ETOOBUSY 🚀 minimal blogging for the impatient
Parsing fixed-format lines
TL;DR
Some notes about parsing fixed-format lines in Perl.
In last post Resuming Data::Tubes I discussed a bit about a pipeline to parse a file that had dispositions of data, each composed of a sequence of fixed-format lines (called records).
For these lines, there’s a document (sorry… Italian only!) explaining the meaning of each line type, but the gist is that:
- only a bunch of characters are allowed, encoded either in ASCII or in EBCDIC (this document’s appendix A has it all).
- each line is always exactly 120 bytes/characters long, whose character index starts at 1.
- each line has its own type that always appears in the same position in the field, i.e. positions 2 to 3 (two characters).
- everything that follows is record/line type specific.
Some aggregates of records are grouped together depending on what is being transferred. As an example, a specific type of disposition is composed of 7 records, collectively holding all the info that is needed for the disposition.
In this case, the lines share some additional partial information - i.e. a “disposition local identifier” from character 4 to character 10 - then they restart holding type-specific data.
To address the parsing of these lines, I found it useful to define the mapping of the structure of each record type to the position of the sub-fields I was interested into:
state $parser_for = {
IM => {
data => 's 14-19',
},
10 => {
progressivo => 'n 4-10',
'data-creazione' => 's 11-16',
'data-valuta' => 's 17-22',
causale => 'n 29-33',
'importo-centesimi' => 'n 34-46',
segno => 's 47',
riferimento => 's 58-69',
'conto-creditore' => 'n 80-91',
},
14 => {
progressivo => 'n 4-10',
data => 's 23-28',
importo => 'n 34-46',
segno => 'n 47',
cliente => 's 98-113',
},
...
My parsing instructions are simple: n
means numeric (where I remove
leading 0
characters) and s
means string (where I trim trailing
spaces).

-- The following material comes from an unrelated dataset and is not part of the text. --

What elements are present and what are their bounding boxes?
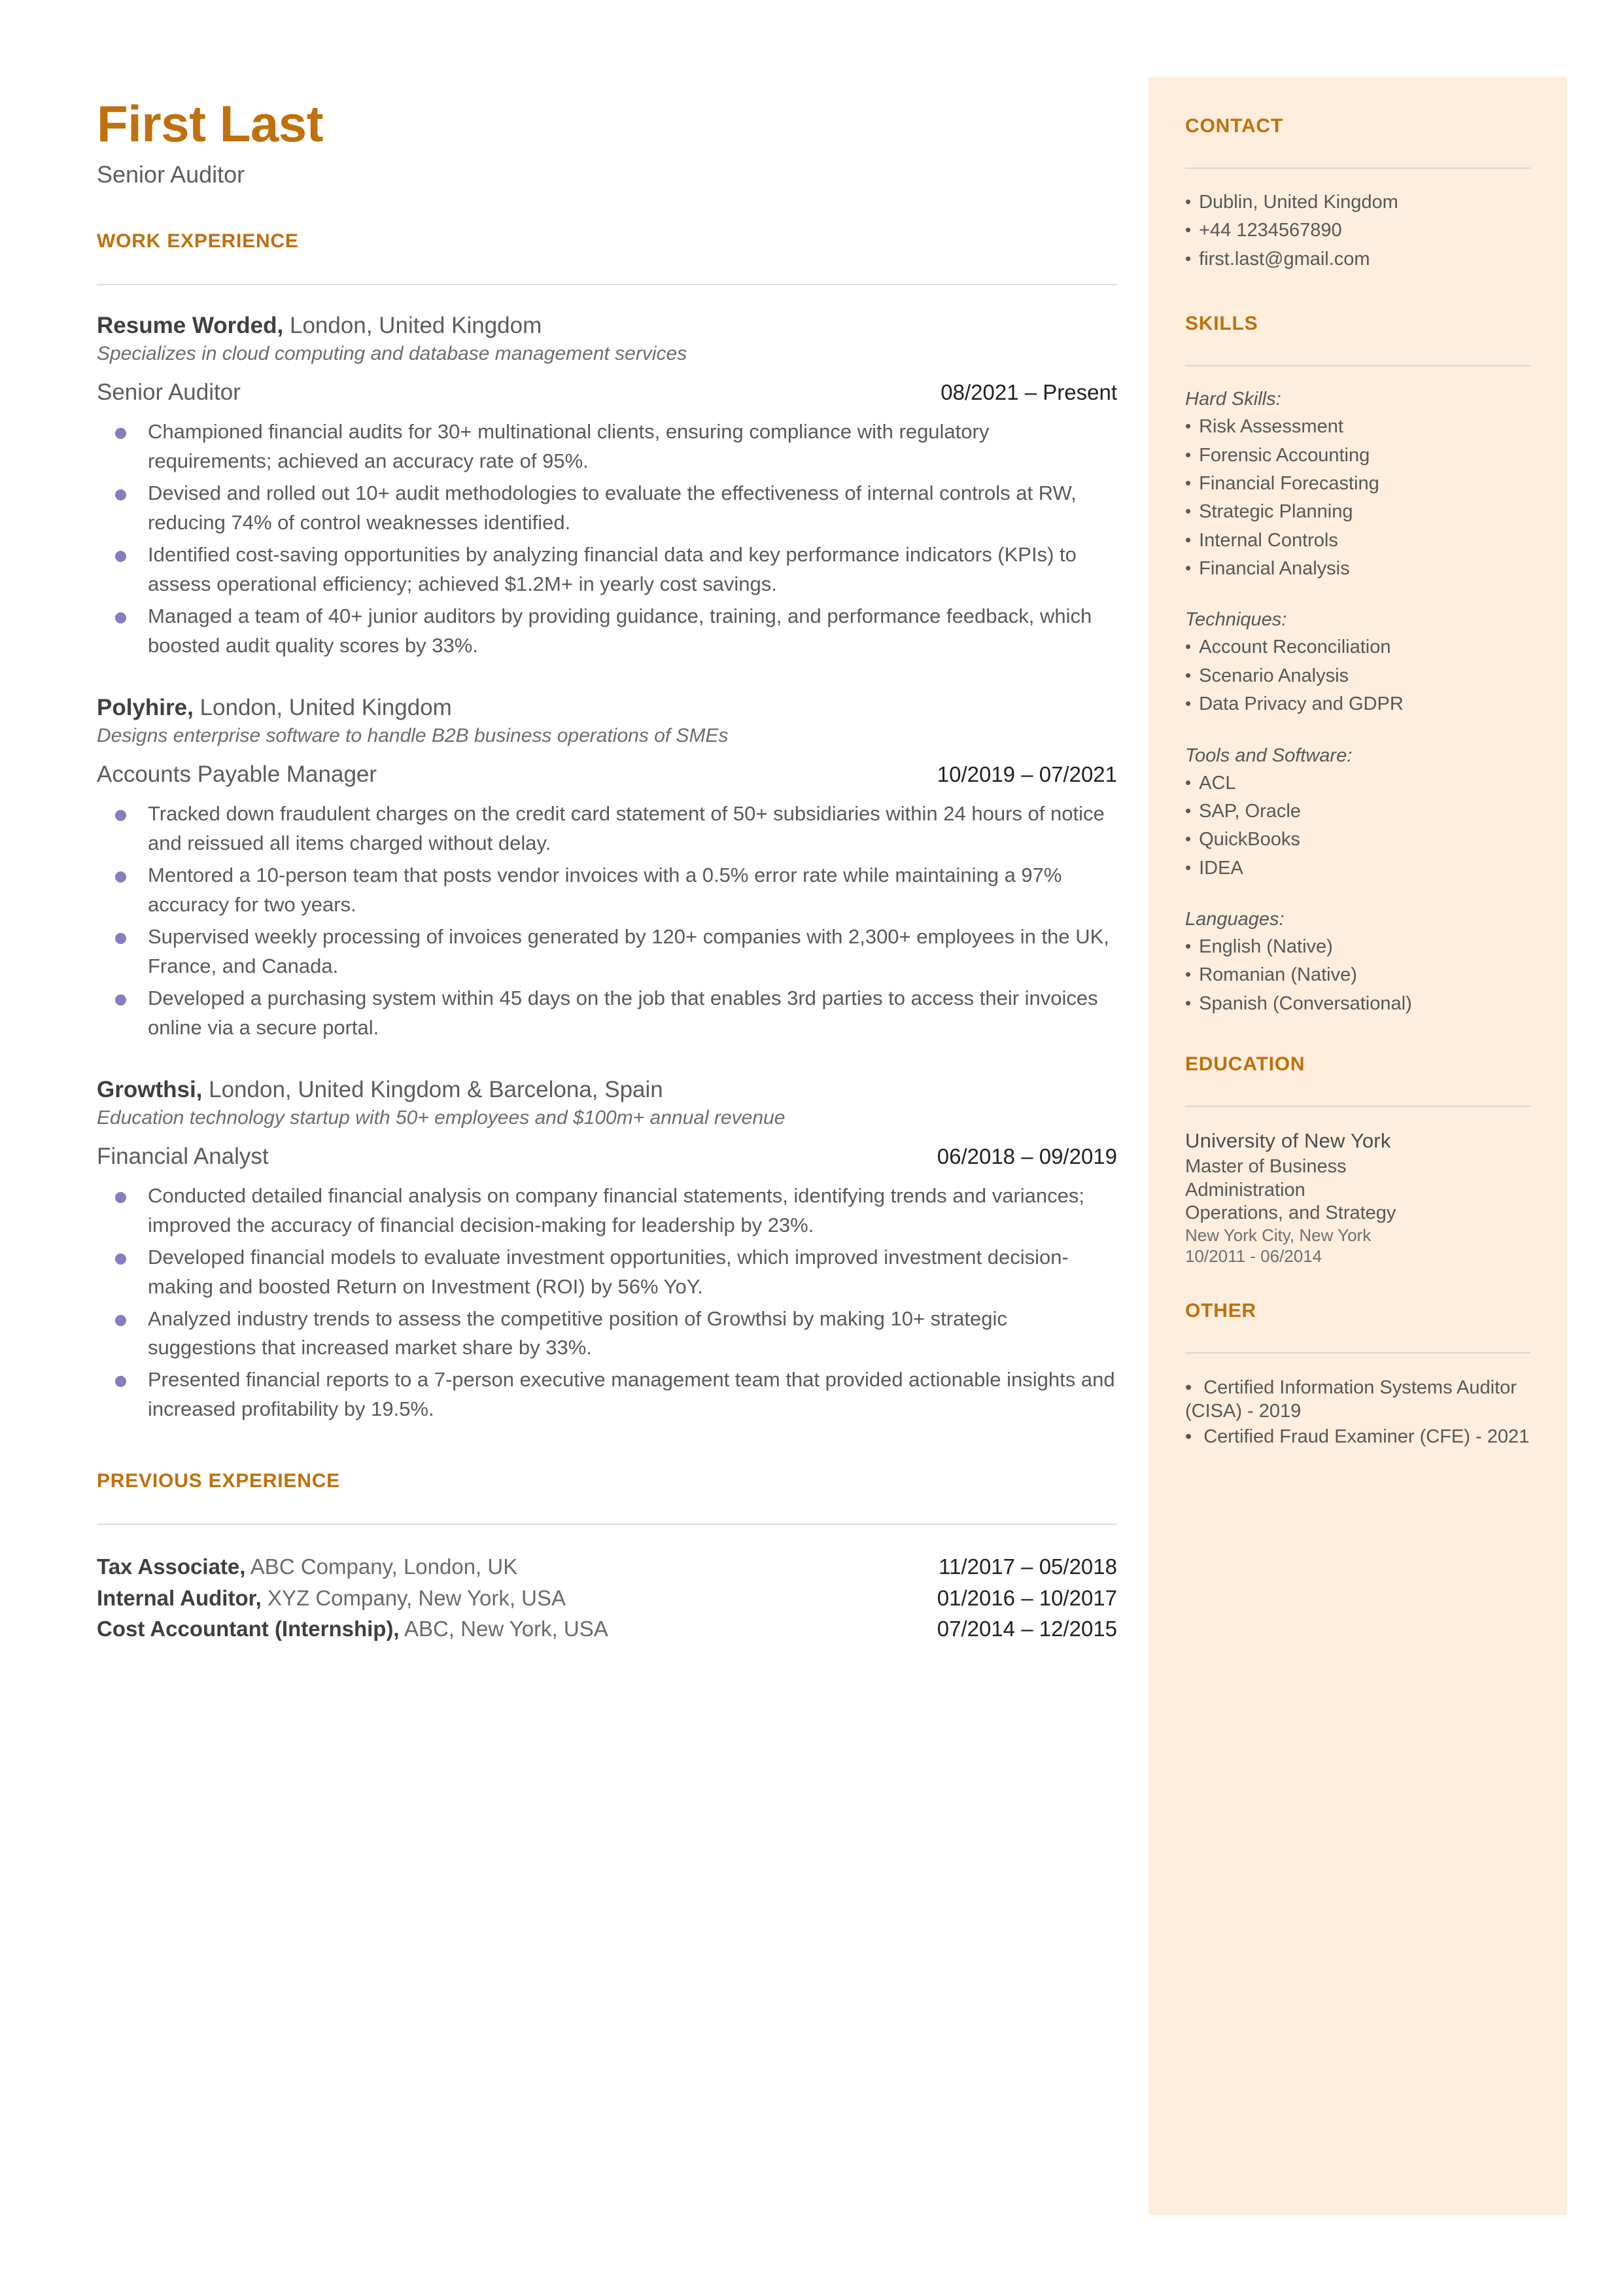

A single integer means a single character, otherwise it’s
ranges (usually one, possibly many). Hence, after detecting the record
type, I do the parsing like this:
while (my ($key, $value) = each $parser_for->{$type}->%*) {
my ($ft, @ranges) = split m{\s+}mxs, $value;
$parsed{$key} = '';
for my $range (@ranges) {
my ($start, $stop) = split m{-}mxs, $range;
$stop //= $start;
$start--;
$parsed{$key} .= substr $line, $start, $stop - $start;
}
$parsed{$key} =~ s{\A0+}{}mxs if $ft eq 'n';
$parsed{$key} =~ s{\s+\z}{}mxs if $ft eq 's';
}
The $start
variable is decreased by one to account for the fact that
strings are indexed starting at 0 in Perl. Variable $stop
does not
need this adjustment because it is supposed to point to the position
immediately after the last character to extract with substr
, which it
already does!
So, here it is… my dumb-simple approach to parsing fixed-format lines. What would be yours?